Rosemary is also known for having anti-microbial, anti-fungal properties and can be used internally in combination with other natural substances to fight candidiasis, or topically to work on other fungal infections like athlete's foot.
According to research outlined in Therapeutic Advances in Psychopharmacology, the aroma from rosemary can improve a person's concentration, performance, speed, and accuracy and, to a lesser extent, their mood. Studying for anything?? Try smelling rosemary as you work.
Scientists have found that rosemary along side improving concentration, may also be good for protecting your brain. Rosemary's carnosic acid, fight off damage by free radicals, being a neuroprotectant.
What a wonderful plant to have in the windowsill or out in the garden for instant access to it's healing powers.
Try picking a sprig of it and placing it in water on your bedside table. I also love it in soups, veggie stews, or lentil loaf.
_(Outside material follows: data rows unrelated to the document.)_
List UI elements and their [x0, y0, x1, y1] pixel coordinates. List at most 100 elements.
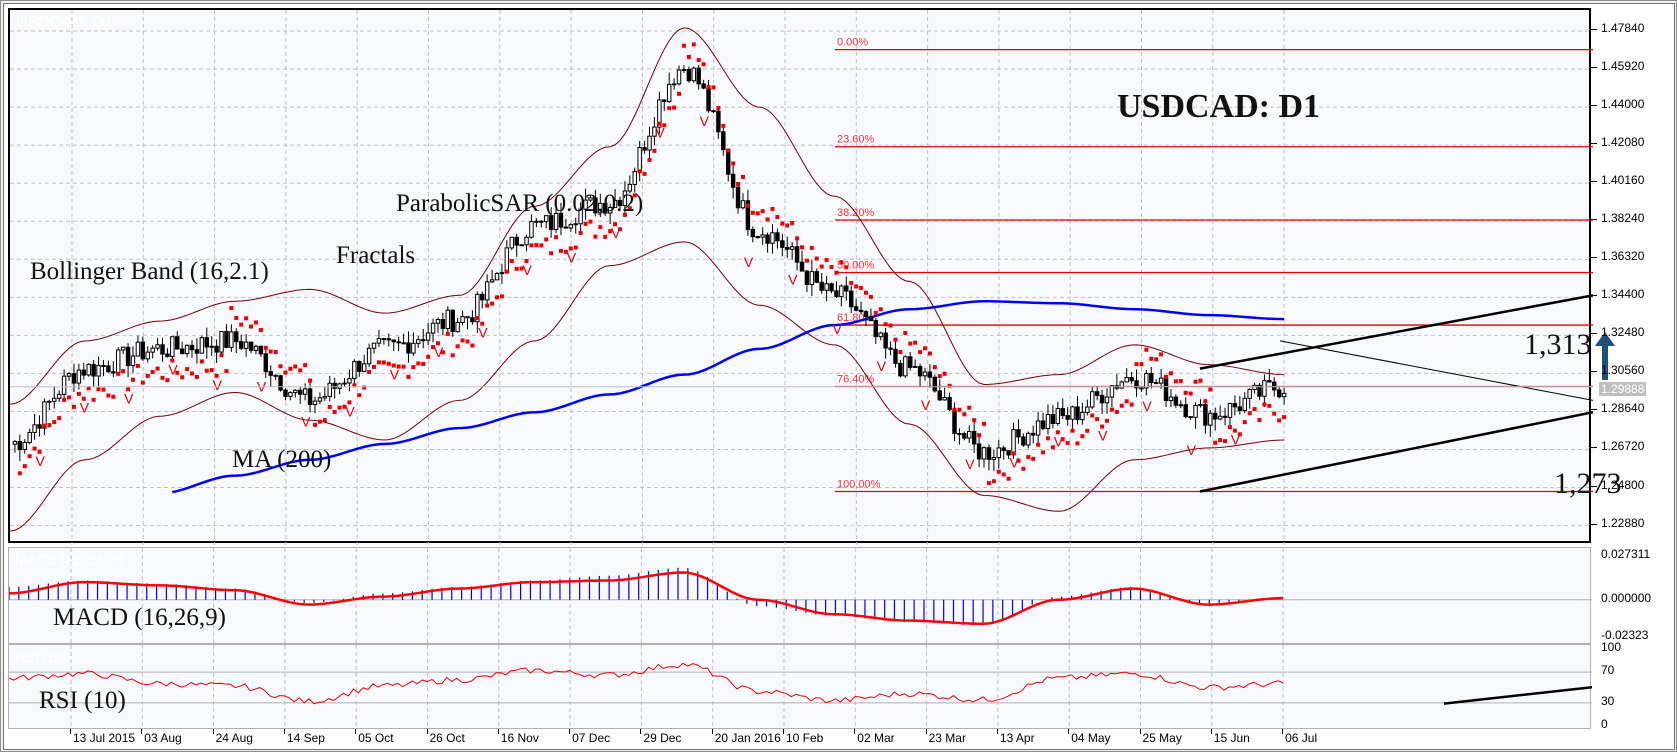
- price-tick: 1.32480: [1601, 325, 1645, 340]
- price-tick-mark: [1591, 143, 1597, 145]
- price-tick: 1.28640: [1601, 401, 1645, 416]
- target-up-label: 1,313: [1524, 328, 1592, 361]
- ma-label: MA (200): [232, 446, 332, 473]
- price-tick: 1.26720: [1601, 439, 1645, 454]
- price-tick-mark: [1591, 219, 1597, 221]
- date-tick: 13 Jul 2015: [73, 731, 136, 745]
- fractals-label: Fractals: [336, 242, 416, 269]
- price-tick: 1.30560: [1601, 363, 1645, 378]
- date-tick: 23 Mar: [928, 731, 966, 745]
- price-tick: 1.34400: [1601, 287, 1645, 302]
- date-tick-mark: [640, 729, 642, 734]
- price-tick-mark: [1591, 105, 1597, 107]
- svg-text:V: V: [390, 367, 400, 383]
- svg-text:V: V: [345, 403, 355, 419]
- up-arrow-icon: [1595, 332, 1615, 380]
- price-tick-mark: [1591, 485, 1597, 487]
- macd-ghost-label: MACD (12, 26, 9): [15, 552, 124, 568]
- date-tick-mark: [1282, 729, 1284, 734]
- date-tick: 10 Feb: [786, 731, 824, 745]
- date-tick: 03 Aug: [144, 731, 182, 745]
- current-price-tag: 1.29888: [1599, 382, 1647, 396]
- svg-text:V: V: [832, 321, 842, 337]
- date-tick-mark: [783, 729, 784, 734]
- svg-text:V: V: [1231, 432, 1241, 448]
- rsi-label: RSI (10): [39, 687, 126, 714]
- support-label: 1,273: [1554, 467, 1622, 500]
- date-tick: 16 Nov: [500, 731, 539, 745]
- svg-text:V: V: [567, 249, 577, 265]
- svg-text:0.00%: 0.00%: [837, 37, 868, 49]
- price-tick: 1.24800: [1601, 477, 1645, 492]
- svg-text:V: V: [700, 113, 710, 129]
- price-tick-mark: [1591, 409, 1597, 411]
- date-tick-mark: [426, 729, 428, 734]
- svg-text:V: V: [1054, 433, 1064, 449]
- svg-text:V: V: [1142, 398, 1152, 414]
- svg-text:V: V: [1187, 442, 1197, 458]
- price-tick-mark: [1591, 447, 1597, 449]
- price-panel[interactable]: 0.00% 23.60% 38.20% 50.00% 61.80% 76.40% 100.0…: [8, 8, 1622, 545]
- rsi-panel[interactable]: RSI (10) RSI (10): [8, 644, 1592, 730]
- svg-text:V: V: [124, 390, 134, 406]
- svg-text:100.00%: 100.00%: [837, 479, 881, 491]
- date-tick: 04 May: [1071, 731, 1111, 745]
- price-tick: 1.38240: [1601, 211, 1645, 226]
- svg-text:V: V: [80, 400, 90, 416]
- svg-text:23.60%: 23.60%: [837, 134, 875, 146]
- price-chart: 0.00%23.60%38.20%50.00%61.80%76.40%100.0…: [10, 10, 1593, 545]
- date-tick: 06 Jul: [1285, 731, 1318, 745]
- price-tick: 1.36320: [1601, 249, 1645, 264]
- date-tick-mark: [996, 729, 998, 734]
- svg-text:V: V: [744, 254, 754, 270]
- price-tick-mark: [1591, 257, 1597, 259]
- svg-text:V: V: [478, 325, 488, 341]
- date-tick: 25 May: [1142, 731, 1182, 745]
- price-tick: 1.44000: [1601, 97, 1645, 112]
- date-tick-mark: [1068, 729, 1070, 734]
- date-tick-mark: [1210, 729, 1212, 734]
- bollinger-label: Bollinger Band (16,2.1): [30, 258, 269, 285]
- date-tick-mark: [711, 729, 713, 734]
- svg-text:V: V: [611, 225, 621, 241]
- rsi-tick: 100: [1601, 640, 1622, 654]
- window-ghost-title: USDCAD, D1: [16, 14, 113, 31]
- date-tick: 20 Jan 2016: [714, 731, 781, 745]
- price-tick-mark: [1591, 371, 1597, 373]
- svg-text:V: V: [921, 397, 931, 413]
- date-tick: 02 Mar: [857, 731, 895, 745]
- price-tick: 1.22880: [1601, 515, 1645, 530]
- price-tick-mark: [1591, 295, 1597, 297]
- macd-panel[interactable]: MACD (12, 26, 9) MACD (16,26,9): [8, 547, 1592, 645]
- price-tick-mark: [1591, 67, 1597, 69]
- macd-label: MACD (16,26,9): [53, 604, 226, 631]
- parabolic-sar-label: ParabolicSAR (0.02,0.2): [396, 190, 644, 217]
- svg-text:V: V: [788, 272, 798, 288]
- date-tick-mark: [70, 729, 71, 734]
- svg-text:V: V: [434, 344, 444, 360]
- date-tick-mark: [925, 729, 927, 734]
- date-tick: 24 Aug: [215, 731, 253, 745]
- svg-text:V: V: [213, 377, 223, 393]
- date-tick: 13 Apr: [999, 731, 1035, 745]
- rsi-ghost-label: RSI (10): [15, 649, 68, 665]
- svg-text:V: V: [965, 456, 975, 472]
- date-tick-mark: [283, 729, 285, 734]
- rsi-chart: [9, 645, 1592, 730]
- macd-tick: -0.02323: [1601, 628, 1649, 642]
- rsi-tick: 70: [1601, 663, 1615, 678]
- date-tick: 14 Sep: [286, 731, 325, 745]
- date-tick: 29 Dec: [643, 731, 682, 745]
- date-tick: 07 Dec: [572, 731, 611, 745]
- date-tick: 26 Oct: [429, 731, 465, 745]
- date-tick-mark: [854, 729, 856, 734]
- svg-text:V: V: [877, 358, 887, 374]
- price-tick: 1.47840: [1601, 21, 1645, 35]
- price-tick-mark: [1591, 181, 1597, 183]
- macd-chart: [9, 548, 1592, 645]
- price-tick-mark: [1591, 523, 1597, 525]
- macd-tick: 0.000000: [1601, 590, 1652, 605]
- svg-text:V: V: [301, 414, 311, 430]
- date-tick-mark: [569, 729, 571, 734]
- date-tick-mark: [141, 729, 143, 734]
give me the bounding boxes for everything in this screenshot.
Interested in more spices and herbs to keep in the kitchen? Read this article on Spices great for circulation, inflammation, and antioxidant properties for more amazing plants to keep in the kitchen.
Everyone is individual in how we metabolize nutrients as building blocks, always take care when trying new herbs and natural medicines as supportive remedies, always start with fresh, unaltered food & garden herbs as medicine and work with a knowledgeable practitioner if trying compounds, tincture, or any alter substances. Do your own research first.
All of the benefits of the plant world are there for you to utilize, a little fresh herbs, organic veggies, and homemade meals can go a long way in bettering health at any level, use it as preventative care or use it to it full healing capacity, the plant world is all around you.
There are so many beautiful healing plants that sit right under our noses, my hope is to reconnect with their healing powers and spread wild seeds of knowledge, know for thousands of years and now scientifically studied to understand exactly how things work. Always in awe of the beauty and healing properties of nature.